The strength of evidence for primary outcomes was graded by using the standard process of the Evidence-based Practice Centers as outlined in the Methods Guide.70 The method is based on a system developed by the Grading of Recommendations Assessment, Development and Evaluation (GRADE) Working Group, and addresses four specific domains: risk of bias, consistency of effect sizes and direction of effect, directness of the link between evidence and health outcomes, and precision (or degree of certainty) of an effect estimate for a given outcome.79 Additional domains (e.g., strength of association, dose-response relationship, plausible confounding, publication bias) can be assessed and reported if applicable based on the results of the evidence review. For this CER, grading was not limited to the KQs, but was applied to each outcome for each PCA3 comparator.

Based on the four required domains, each of these bodies of evidence was classified into one of four grade categories:

  • High - High confidence that the evidence reflects the true effect.
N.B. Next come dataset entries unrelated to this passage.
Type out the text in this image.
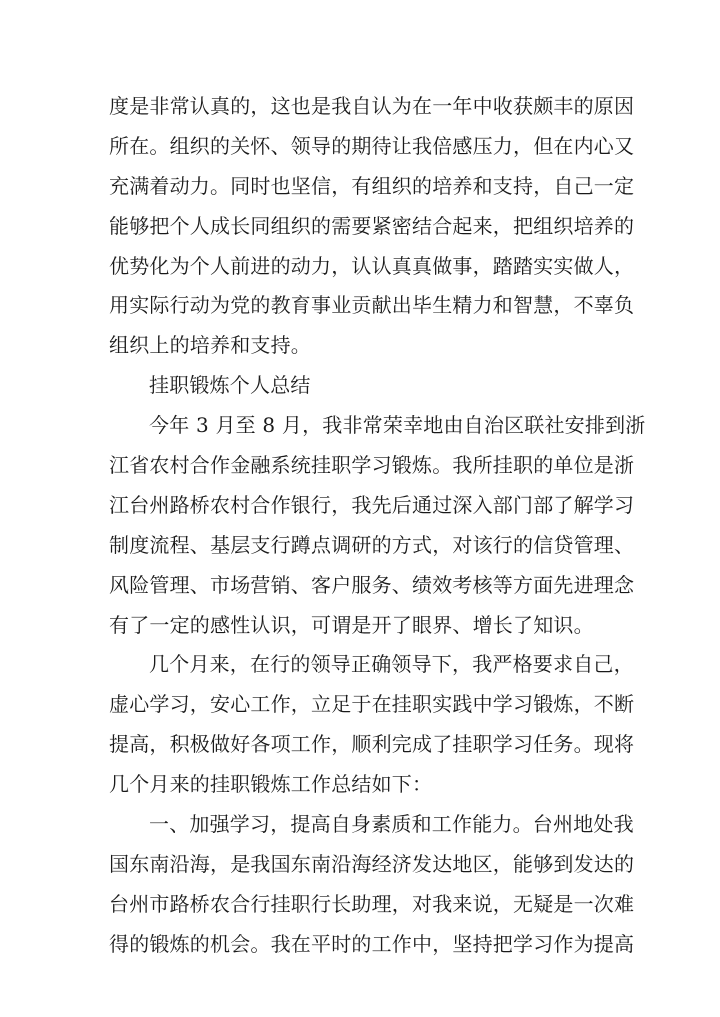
度是非常认真的，这也是我自认为在一年中收获颇丰的原因
所在。组织的关怀、领导的期待让我倍感压力，但在内心又
充满着动力。同时也坚信，有组织的培养和支持，自己一定
能够把个人成长同组织的需要紧密结合起来，把组织培养的
优势化为个人前进的动力，认认真真做事，踏踏实实做人，
用实际行动为党的教育事业贡献出毕生精力和智慧，不辜负
组织上的培养和支持。
挂职锻炼个人总结
今年 3 月至 8 月，我非常荣幸地由自治区联社安排到浙
江省农村合作金融系统挂职学习锻炼。我所挂职的单位是浙
江台州路桥农村合作银行，我先后通过深入部门部了解学习
制度流程、基层支行蹲点调研的方式，对该行的信贷管理、
风险管理、市场营销、客户服务、绩效考核等方面先进理念
有了一定的感性认识，可谓是开了眼界、增长了知识。
几个月来，在行的领导正确领导下，我严格要求自己，
虚心学习，安心工作，立足于在挂职实践中学习锻炼，不断
提高，积极做好各项工作，顺利完成了挂职学习任务。现将
几个月来的挂职锻炼工作总结如下：
一、加强学习，提高自身素质和工作能力。台州地处我
国东南沿海，是我国东南沿海经济发达地区，能够到发达的
台州市路桥农合行挂职行长助理，对我来说，无疑是一次难
得的锻炼的机会。我在平时的工作中，坚持把学习作为提高
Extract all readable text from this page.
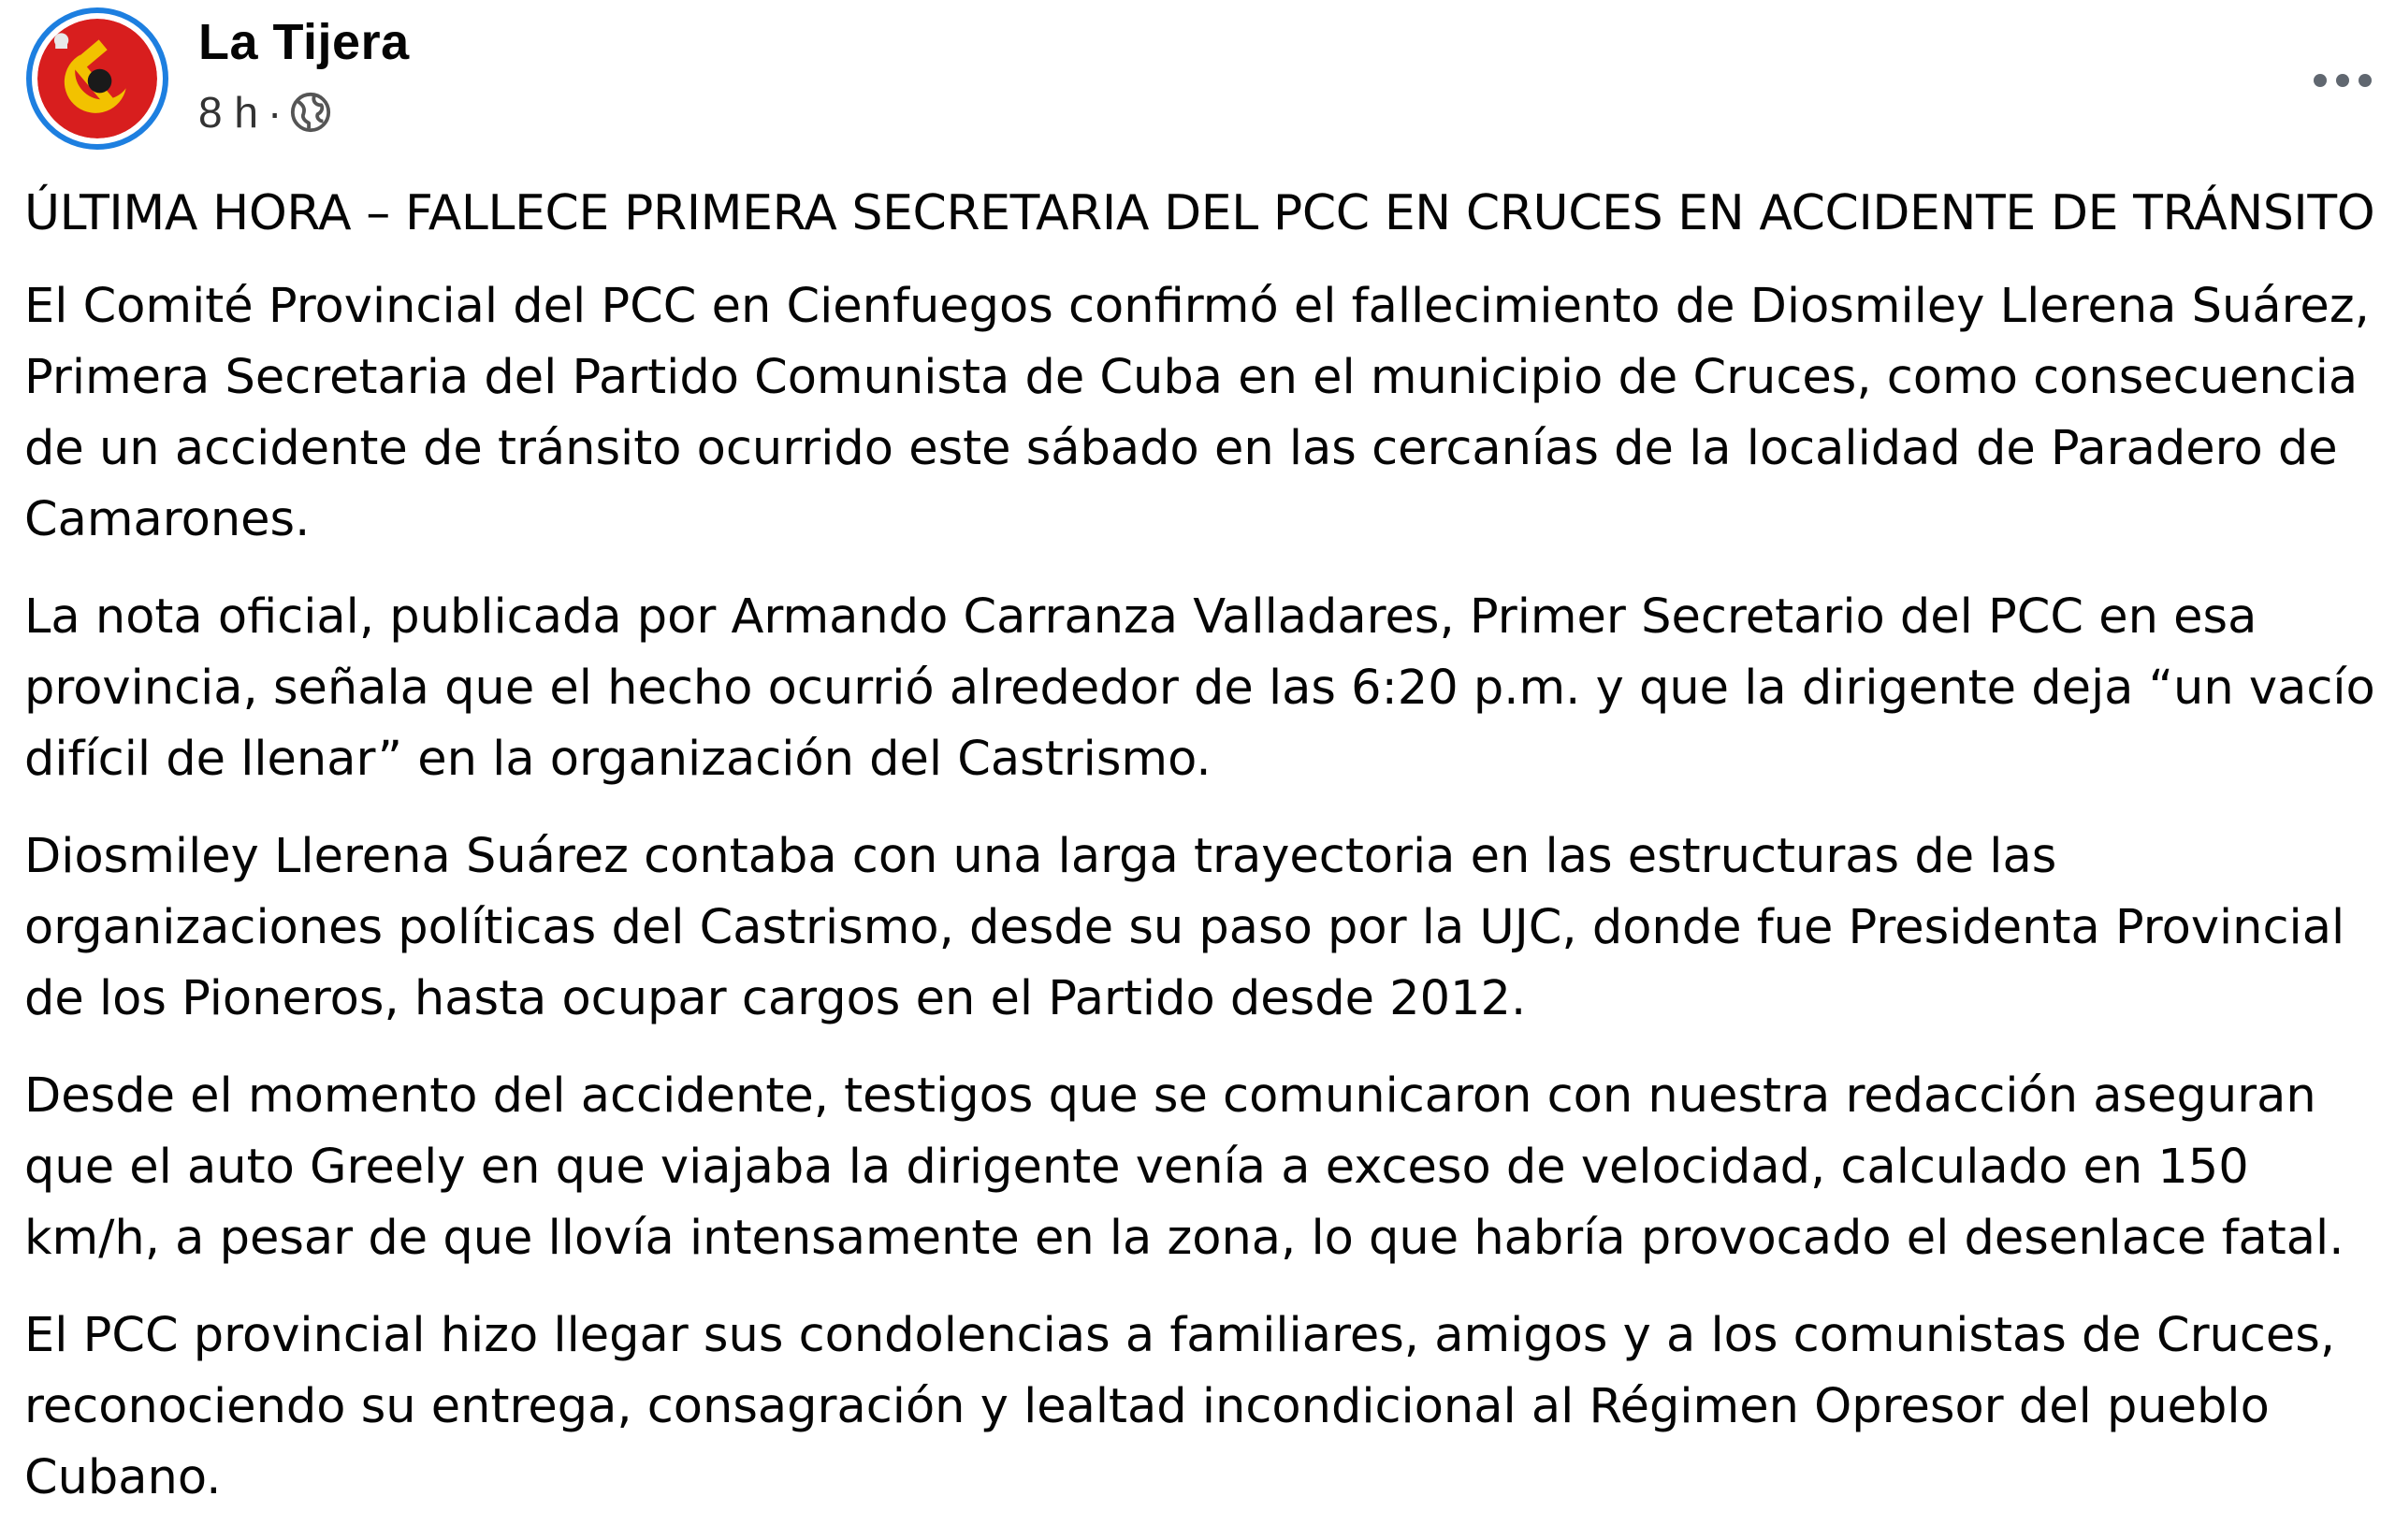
La Tijera
8 h ·

ÚLTIMA HORA – FALLECE PRIMERA SECRETARIA DEL PCC EN CRUCES EN ACCIDENTE DE TRÁNSITO

El Comité Provincial del PCC en Cienfuegos confirmó el fallecimiento de Diosmiley Llerena Suárez, Primera Secretaria del Partido Comunista de Cuba en el municipio de Cruces, como consecuencia de un accidente de tránsito ocurrido este sábado en las cercanías de la localidad de Paradero de Camarones.

La nota oficial, publicada por Armando Carranza Valladares, Primer Secretario del PCC en esa provincia, señala que el hecho ocurrió alrededor de las 6:20 p.m. y que la dirigente deja “un vacío difícil de llenar” en la organización del Castrismo.

Diosmiley Llerena Suárez contaba con una larga trayectoria en las estructuras de las organizaciones políticas del Castrismo, desde su paso por la UJC, donde fue Presidenta Provincial de los Pioneros, hasta ocupar cargos en el Partido desde 2012.

Desde el momento del accidente, testigos que se comunicaron con nuestra redacción aseguran que el auto Greely en que viajaba la dirigente venía a exceso de velocidad, calculado en 150 km/h, a pesar de que llovía intensamente en la zona, lo que habría provocado el desenlace fatal.

El PCC provincial hizo llegar sus condolencias a familiares, amigos y a los comunistas de Cruces, reconociendo su entrega, consagración y lealtad incondicional al Régimen Opresor del pueblo Cubano.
Further research is unlikely to change our confidence in the estimate of effect.
  • Moderate – Moderate confidence that evidence reflects the true effect. Further research may change our confidence in the estimate of effect, or could change the estimate of effect.
  • Low - Low confidence that the evidence reflects the true effect. Further research is likely to change our confidence in the estimate of effect and is likely to change the estimate.
  • Insufficient – Evidence either is unavailable or does not permit a conclusion.

The GRADE ratings were determined by independent reviewers, and disagreements were resolved by consensus as necessary.

Assessment of Applicability

Applicability of the results presented in this review was assessed in a systematic manner using the PICOTS framework (Population, Intervention, Comparison, Outcome, Timing, Setting). Assessment included both the design and execution of the studies, and their relevance with regard to target populations, interventions and outcomes of interest.

Peer Review and Public Commentary

Peer reviewers and the public were invited to provide written comments on the draft report content based on their clinical and methodological expertise. Peer review comments on the preliminary draft were considered by the EPC in preparation of the final draft of the report. Peer reviewers did not participate in writing or editing of the final report or other products. The synthesis of the scientific literature presented in the final report did not necessarily represent the views of individual reviewers. The dispositions of the peer review comments will be documented and published three months after the publication of the evidence report. Potential reviewers were required to disclose any financial conflicts of interest greater than $10,000, and any other relevant business or professional conflicts of interest. Peer reviewers who disclosed potential business or professional conflicts of interest were able to submit comments on draft reports through the public comment mechanism.